Black Women and Identity: Living Authentically Beyond Roles and Labels.

Let’s all say it together, “I am more than my titles”! This is important because the hats that you wear in life should be an accessory to who you are in totality. When that is not the case you are not burying parts of yourself…you are literally losing them. Your identity has to come first, and you must find the courage to live that truth out loud. The spirituality that grounds you, food you love, music you listen to, books you read, how you care for self, your dreams & ambitions, your inhibitions even are all a collective part of your identity. None of these things should be downplayed or hidden for a title.

Validation is something that must start with you, and not anything nor anyone around you. This is very difficult for some of us, especially as women, because we are taught by society that outside validation is mandatory for acceptance. The thing we must consider is Black women have never received society’s validation, and we do not need it. This is something we must remove from our thought process when looking at self. Due to this it needs to spill into how we are received in community. Our people are not monoliths, and we are monoliths at the same time. This should not be a barrier in you speaking and owning yourself.

You might ask yourself, what does this have to do with titles? Well, how must do you downplay who you are to fit the role of a mother, wife, sister, cousin, friend, community advocate, co-worker, church member…the list can keep going. Yes, there are parts of ourselves that we keep to ourselves, but that is not the same as burying your identity. Do you silence yourself around family, have you been given the “this is what a wife should be” so you contort yourself to fit that title standard? Do you walk out your motherhood according to someone else? When you are at home alone listening to music do you run and change it when others arrive so that you are not seen as weird or different? If your answer is yes to questions like these people around, you don’t know you. One day that carefully scripted version of you is going to go up in ashes at the wrong time and under pressure. These might sound like small things, but they bleed into other areas of life and become a snowball effect. One way to find your circle is to be unapologetically you. In that moment you will see who is for you, and who is not. When you run in your own lane you give others permission to do the same. You are teaching your children, and the youth you encounter in community to choose themselves. It will be challenged, and some will fight about it, but it is your person. We should not just demand that other groups respect our autonomy…we must also demand it from our people and our own selves.
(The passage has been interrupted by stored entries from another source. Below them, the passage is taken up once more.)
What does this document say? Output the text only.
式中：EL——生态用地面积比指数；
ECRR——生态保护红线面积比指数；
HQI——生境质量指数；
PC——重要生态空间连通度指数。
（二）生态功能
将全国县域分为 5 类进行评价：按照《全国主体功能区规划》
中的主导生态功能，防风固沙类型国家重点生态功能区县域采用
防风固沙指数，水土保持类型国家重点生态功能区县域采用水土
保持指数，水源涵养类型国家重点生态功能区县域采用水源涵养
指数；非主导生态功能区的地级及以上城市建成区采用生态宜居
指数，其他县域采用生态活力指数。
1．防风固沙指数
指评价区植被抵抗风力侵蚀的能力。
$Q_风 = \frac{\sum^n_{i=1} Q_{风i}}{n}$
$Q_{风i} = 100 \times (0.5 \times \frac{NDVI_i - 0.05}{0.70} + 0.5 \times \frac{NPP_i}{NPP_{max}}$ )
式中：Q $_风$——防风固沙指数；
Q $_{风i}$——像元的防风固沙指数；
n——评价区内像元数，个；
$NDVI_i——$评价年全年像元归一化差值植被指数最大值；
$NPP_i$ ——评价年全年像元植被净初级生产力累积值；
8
I remember getting married and spending the first few years in a battle with who I am versus the expectations of a wife. My person was attached to justify making me a better spouse. I was literally told I wasn’t a good wife, at the time, and that I was harming my husband. Due to this I adjusted. Several changes to my person, demeanor and even presentation changed. It was actually my husband that called me on it. My father called me on it…he reminded me that I was not raised to be a title…I was raised to be myself. This is what I mean when I say sis you are more than the title. Titles change…some come, and others go, but you will always remain. Learn yourself, embrace that woman, accept her, love on her, speak life into her, and let her shine. Every title you have, and every person you love will benefit from knowing the real you.